Neurons connect to each other through small cellular structures called synapses. Synapses are essential to neuronal function because they are responsible for passing the electrical or chemical signals from cell to cell. Thus, they contain extensive arrays of molecular machinery that serve to link the two cellular membranes together and carry out the signaling process.

A single neuron can make tens of thousands of synaptic contacts with other neurons, and in one cubic millimeter of brain tissue, more than a billion synapses can be found. Traditionally, synapses have been classified based solely on neurotransmitter identity, but it has now become increasingly clear that these groupings fall short of disentangling the vast molecular heterogeneity of these important cellular structures. The systematic analysis of this heterogeneity has remained elusive owing to the scarcity of methods to discriminate, detect and analyze a high number of individual synapses in situ.

Several years ago Stephen Smith and co-inventor Kristina Micheva of Stanford University developed a technology called array tomography, which involves serially cutting nanometer-thin sections of brain tissue and then analyzing them using light or electron microscopy. This type of approach can help resolve the fine details of many synapses jammed together across large fields of view and entire neuronal circuits.

Among the advances of array tomography is that several rounds of antibody staining can be performed on the same section, allowing immunofluorescence detection of up to 17 different markers, as has been shown to date. Array tomography also allows quantitative studies to be performed with high reliability because both staining and imaging are independent of depth within a tissue sample. Finally, this method can be scaled up using automated imaging instrumentation.

Array tomographic image of neurons and synapses in the mouse cortex. Dendrites, branches and axons are shown in green, and individual synapses are the multicolored dots. Image courtesy of Stephen Smith.

In a recent study, Smith, Micheva and their colleagues applied array tomography to directly explore the molecular diversity of brain connections. They focused on the discrimination and analysis of glutamatergic and GABAergic synapses in the mouse cortex, trying to identify every single synapse contained in a volume of tissue as unambiguously as possible.

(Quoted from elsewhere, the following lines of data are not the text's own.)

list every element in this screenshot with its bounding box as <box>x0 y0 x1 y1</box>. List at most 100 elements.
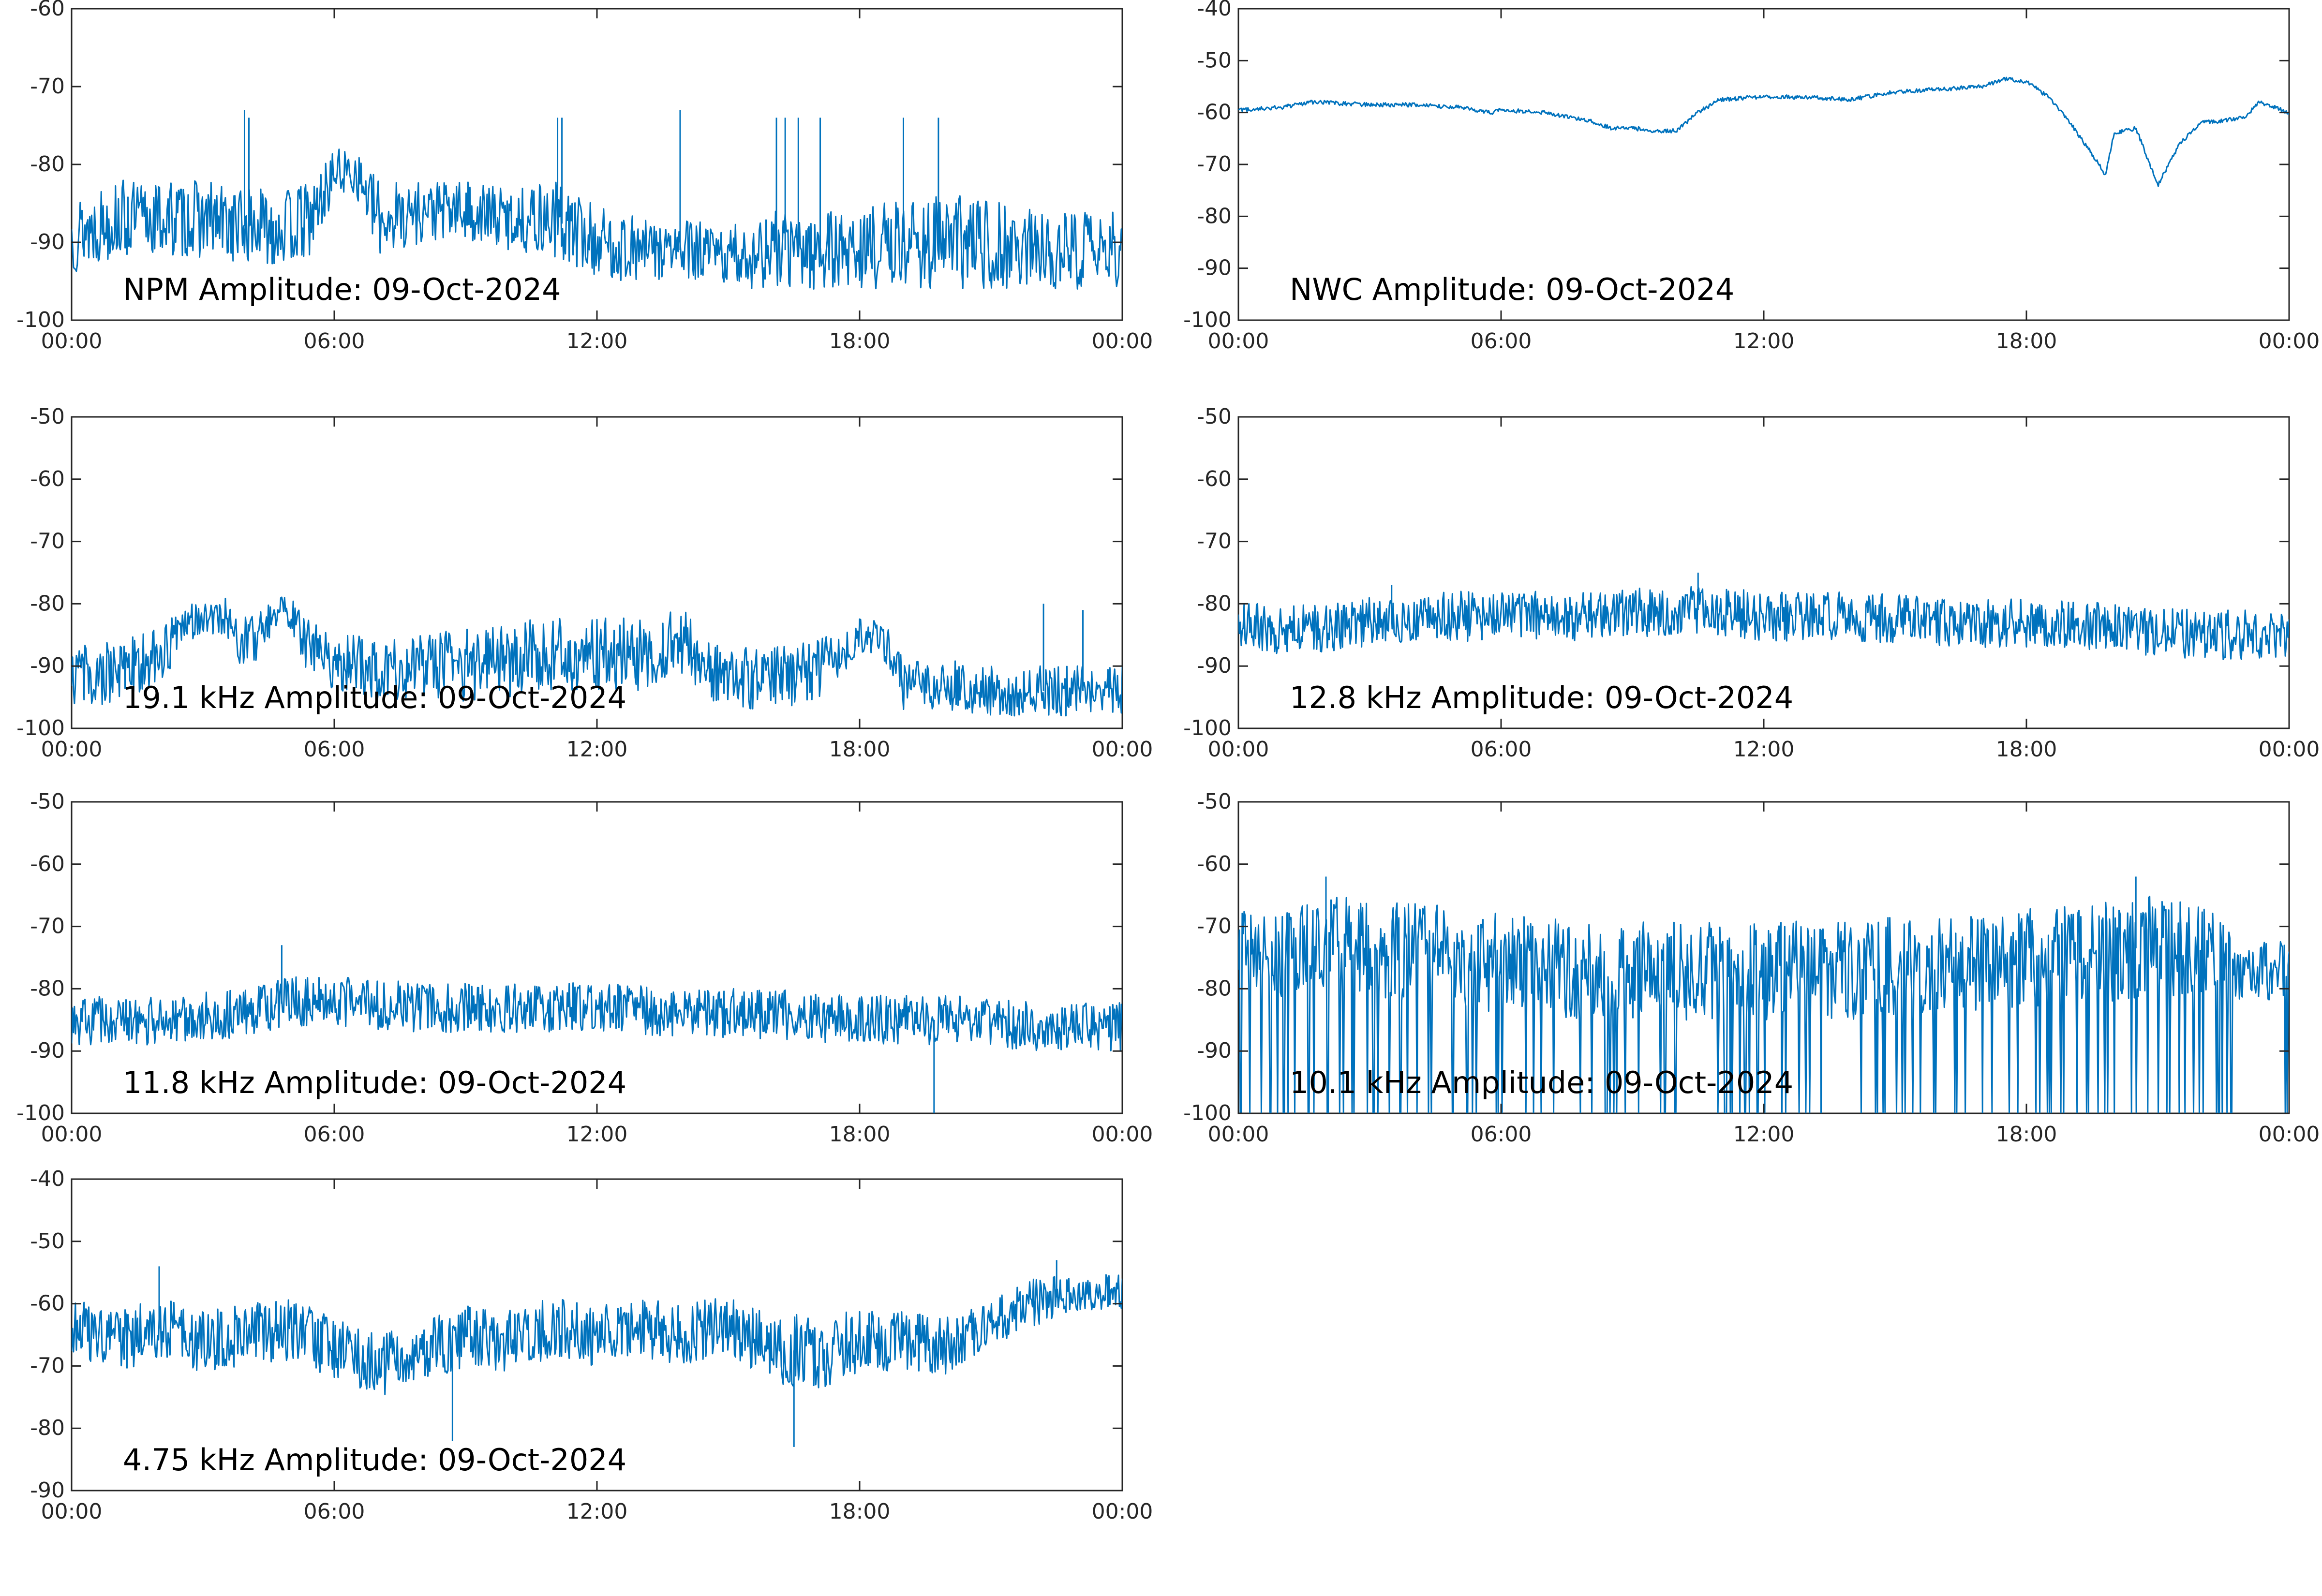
panel-7: 00:00 06:00 12:00 18:00 00:00 -40 -50 -60 -70 -80… <box>30 1167 1153 1524</box>
y-tick-label: -60 <box>30 0 65 21</box>
panel-label: 12.8 kHz Amplitude: 09-Oct-2024 <box>1290 680 1793 715</box>
y-tick-label: -70 <box>1197 914 1232 939</box>
x-tick-label: 00:00 <box>41 1122 103 1147</box>
y-tick-label: -50 <box>1197 404 1232 429</box>
x-tick-label: 12:00 <box>566 1122 628 1147</box>
y-tick-label: -70 <box>30 529 65 554</box>
panel-label: 11.8 kHz Amplitude: 09-Oct-2024 <box>123 1065 626 1100</box>
y-tick-label: -60 <box>30 467 65 491</box>
series-line <box>72 1274 1122 1395</box>
x-tick-label: 00:00 <box>1092 737 1153 762</box>
series-line <box>1238 896 2289 1113</box>
x-tick-label: 18:00 <box>1996 329 2057 354</box>
x-tick-label: 12:00 <box>566 329 628 354</box>
panel-label: 10.1 kHz Amplitude: 09-Oct-2024 <box>1290 1065 1793 1100</box>
y-tick-label: -50 <box>1197 48 1232 73</box>
x-tick-label: 00:00 <box>41 329 103 354</box>
y-tick-label: -50 <box>30 789 65 814</box>
y-tick-label: -50 <box>30 404 65 429</box>
x-tick-label: 00:00 <box>2259 329 2320 354</box>
x-tick-label: 00:00 <box>1092 1499 1153 1524</box>
x-tick-label: 06:00 <box>304 1122 365 1147</box>
x-tick-label: 18:00 <box>829 1122 891 1147</box>
x-tick-label: 18:00 <box>1996 737 2057 762</box>
y-tick-label: -70 <box>30 1353 65 1378</box>
y-tick-label: -70 <box>30 74 65 99</box>
axes-box <box>1237 8 2290 321</box>
y-tick-label: -90 <box>1197 1038 1232 1063</box>
y-tick-label: -80 <box>1197 976 1232 1001</box>
x-tick-label: 06:00 <box>304 1499 365 1524</box>
panel-label: NWC Amplitude: 09-Oct-2024 <box>1290 272 1734 307</box>
y-tick-label: -100 <box>1183 1101 1232 1125</box>
y-tick-label: -90 <box>1197 256 1232 281</box>
x-tick-label: 00:00 <box>1208 1122 1269 1147</box>
x-tick-label: 12:00 <box>1733 1122 1795 1147</box>
x-tick-label: 00:00 <box>2259 737 2320 762</box>
panel-6: 00:00 06:00 12:00 18:00 00:00 -50 -60 -70 -80 -90… <box>1183 789 2320 1147</box>
x-tick-label: 18:00 <box>829 329 891 354</box>
x-tick-label: 06:00 <box>1471 1122 1532 1147</box>
series-line <box>72 976 1122 1052</box>
x-tick-label: 12:00 <box>566 1499 628 1524</box>
y-tick-label: -60 <box>30 1291 65 1316</box>
panels: 00:00 06:00 12:00 18:00 00:00 -60 -70 -80 -90 -10… <box>16 0 2320 1524</box>
x-tick-label: 00:00 <box>41 737 103 762</box>
x-tick-label: 06:00 <box>304 737 365 762</box>
x-tick-label: 00:00 <box>1092 329 1153 354</box>
y-tick-label: -90 <box>30 653 65 678</box>
x-tick-label: 00:00 <box>1208 329 1269 354</box>
x-tick-label: 18:00 <box>829 1499 891 1524</box>
y-tick-label: -80 <box>1197 591 1232 616</box>
y-tick-label: -70 <box>30 914 65 939</box>
y-tick-label: -90 <box>1197 653 1232 678</box>
panel-2: 00:00 06:00 12:00 18:00 00:00 -40 -50 -60 -70 -80… <box>1183 0 2320 354</box>
x-tick-label: 12:00 <box>566 737 628 762</box>
series-line <box>72 148 1122 290</box>
y-tick-label: -100 <box>1183 716 1232 740</box>
y-tick-label: -80 <box>30 1416 65 1440</box>
y-tick-label: -70 <box>1197 529 1232 554</box>
panel-3: 00:00 06:00 12:00 18:00 00:00 -50 -60 -70 -80 -90… <box>16 404 1153 762</box>
x-tick-label: 00:00 <box>1208 737 1269 762</box>
y-tick-label: -60 <box>1197 467 1232 491</box>
x-tick-label: 18:00 <box>1996 1122 2057 1147</box>
y-tick-label: -100 <box>16 308 65 332</box>
y-tick-label: -60 <box>1197 100 1232 125</box>
y-tick-label: -70 <box>1197 152 1232 177</box>
series-line <box>72 596 1122 717</box>
y-tick-label: -90 <box>30 1038 65 1063</box>
axes-box <box>71 801 1123 1114</box>
y-tick-label: -90 <box>30 230 65 254</box>
y-tick-label: -80 <box>30 591 65 616</box>
x-tick-label: 06:00 <box>304 329 365 354</box>
axes-box <box>1237 416 2290 729</box>
series-line <box>1238 76 2289 187</box>
y-tick-label: -80 <box>30 152 65 177</box>
y-tick-label: -60 <box>30 852 65 876</box>
y-tick-label: -80 <box>1197 204 1232 228</box>
panel-label: 4.75 kHz Amplitude: 09-Oct-2024 <box>123 1442 626 1478</box>
y-tick-label: -100 <box>1183 308 1232 332</box>
y-tick-label: -50 <box>30 1229 65 1254</box>
x-tick-label: 06:00 <box>1471 329 1532 354</box>
panel-4: 00:00 06:00 12:00 18:00 00:00 -50 -60 -70 -80 -90… <box>1183 404 2320 762</box>
x-tick-label: 00:00 <box>1092 1122 1153 1147</box>
y-tick-label: -100 <box>16 1101 65 1125</box>
y-tick-label: -50 <box>1197 789 1232 814</box>
axes-box <box>71 8 1123 321</box>
y-tick-label: -90 <box>30 1478 65 1503</box>
x-tick-label: 00:00 <box>41 1499 103 1524</box>
y-tick-label: -100 <box>16 716 65 740</box>
panel-label: 19.1 kHz Amplitude: 09-Oct-2024 <box>123 680 626 715</box>
x-tick-label: 18:00 <box>829 737 891 762</box>
panel-1: 00:00 06:00 12:00 18:00 00:00 -60 -70 -80 -90 -10… <box>16 0 1153 354</box>
y-tick-label: -40 <box>30 1167 65 1191</box>
x-tick-label: 06:00 <box>1471 737 1532 762</box>
panel-label: NPM Amplitude: 09-Oct-2024 <box>123 272 561 307</box>
x-tick-label: 12:00 <box>1733 329 1795 354</box>
series-line <box>1238 586 2289 660</box>
x-tick-label: 12:00 <box>1733 737 1795 762</box>
y-tick-label: -60 <box>1197 852 1232 876</box>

Among their achievements was the discovery of a robust marker that can identify the vast majority of cortical synapses, synapsin I, and the development of a conjoint of markers that can help identify glutamatergic and GABAergic synapses with more confidence. These findings open the door to the refinement of molecular subtypes in these broad synapse categories.

Smith is particularly excited about using the technology to analyze synaptic molecules that relate to synaptic function and plasticity as well as developmental adhesion and guidance molecules often found at the synapse. “Pretty soon we'll be able to look at single synapses and get a strong sense about their functional status (by looking at molecules such as AMPA receptors) and at the same time make good assumptions about the reconstruction of the circuit by guessing who the post- and presynaptic neurons are based on adhesion and guidance molecules at the synapse,” he explains.

As a physiologist turned to neuroanatomist in the 21st century, Smith thinks that bringing together technologies such as this one with the use of genetically targetable fluorescent probes and optogenetic tools will soon enable a new golden age of neurophysiology.